Exercising Is Great, Lifting Heavy Is Better
There are two very distinctive realities about aging as a woman: you lose muscle mass and thereby strength, and you experience bone density loss and are thereby at risk of breaking bones.
Both of these concerns can be mitigated with weight lifting. Ironically, many women are encouraged to take on more low-intensity endurance activities as we age. While that's excellent for health, intensity in the form of short bursts of vigorous exercise and moving big weights have their own unique benefits and they're critical to good health.
I again turn to the deep wisdom of Dr. Sims because this is something she preaches all the time (a refrain she’s known for is “lift heavy sh%t). In an article for Outside written by Yeager, Sims is quoted as saying: “Our bodies need additional exercise stress to make up for the muscle-making stimulus our hormones, like estrogen, used to provide . . . That means not lifting light weights for 20 reps, but rather lifting heavy weights in the low three to six repetition range to really build that lean mass and maintain muscle integrity.”
Sims is not alone with this guidance. For instance, a Dr. Warren Willey, in a short but useful article for the Idaho State Journal called “Weight Lifting Benefits Peri-Menopausal Women” stated: “When a woman enters the peri-menopausal state, natural testosterone production can decrease by over 50 percent. Strength training or weight lifting has been shown both to increase testosterone production and decrease several of the symptoms related to this pre-menopausal state.”

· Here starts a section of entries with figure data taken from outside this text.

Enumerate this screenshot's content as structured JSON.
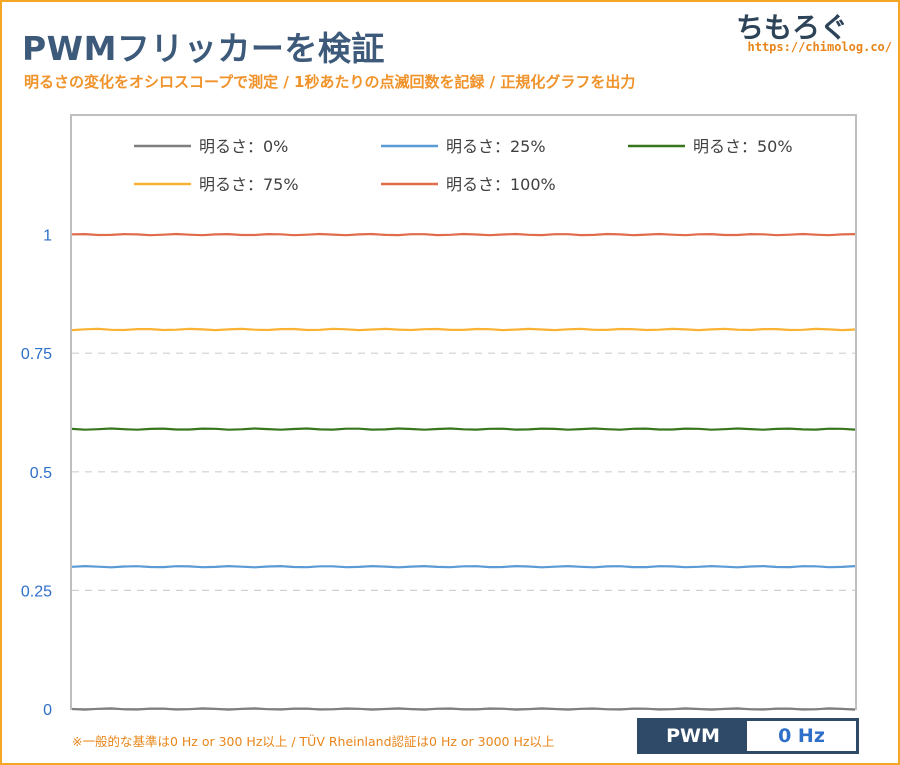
{
  "header": {
    "title": "PWMフリッカーを検証",
    "subtitle": "明るさの変化をオシロスコープで測定 / 1秒あたりの点滅回数を記録 / 正規化グラフを出力"
  },
  "logo": {
    "text": "ちもろぐ",
    "url": "https://chimolog.co/"
  },
  "footnote": "※一般的な基準は0 Hz or 300 Hz以上 / TÜV Rheinland認証は0 Hz or 3000 Hz以上",
  "pwm_badge": {
    "label": "PWM",
    "value": "0 Hz"
  },
  "colors": {
    "frame": "#f5a623",
    "title": "#3d5a7a",
    "accent_orange": "#f0932b",
    "tick_label": "#2d6fc9",
    "badge_bg": "#2f4a69"
  },
  "chart_data": {
    "type": "line",
    "y_ticks": [
      0,
      0.25,
      0.5,
      0.75,
      1
    ],
    "y_tick_labels": [
      "0",
      "0.25",
      "0.5",
      "0.75",
      "1"
    ],
    "ylim": [
      0,
      1.25
    ],
    "grid": "horizontal dashed",
    "legend_placement": "top",
    "series": [
      {
        "name": "明るさ：0%",
        "value": 0.0,
        "color": "#7f7f7f"
      },
      {
        "name": "明るさ：25%",
        "value": 0.3,
        "color": "#5b9bd5"
      },
      {
        "name": "明るさ：50%",
        "value": 0.59,
        "color": "#38761d"
      },
      {
        "name": "明るさ：75%",
        "value": 0.8,
        "color": "#f9b233"
      },
      {
        "name": "明るさ：100%",
        "value": 1.0,
        "color": "#e06c4c"
      }
    ]
  }
}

If you're looking to get started on a strength and intensity program, it's a great time to start working with a personal trainer. Because there’s also the fact that, if you don’t know how to lift heavy sh%t safely, you can hurt yourself. It’s also really helpful to know what exercises to do, how often, the number of reps and sets, with what amount of weight, and so on. Knowledgeable guidance takes out the guesswork and increases the opportunity to get the greatest benefits.
The Boost of Being Fit
One less measurable but still important and powerful impact of maintaining fitness as you age is the fact that being fit simply helps you feel better. At a time when you can start feeling chaotic and a bit out of control, consistently attending to your fitness is something you can continue to control. Working out may feel and look different than it did 20 years ago, but it remains an area of wellness that you have the ability to improve or maintain.
Beyond the physical upsides of fitness, there are of course the mental and emotional benefits. Exercise lifts our mood. It reenergizes us. Fitness also generally makes us feel more self-confident. When you feel capable and strong in your body, that carries over into the rest of life.
Wellness For Life
Aging and the changes of menopause can get a really bad rap. Looking ahead to your older years can spark dread and fear, and it just shouldn’t. Knowing what to expect and how to adapt are really important. And one huge gift you can give yourself is fitness.
It’s never too late to start or change your wellness routine because health is always a work in progress.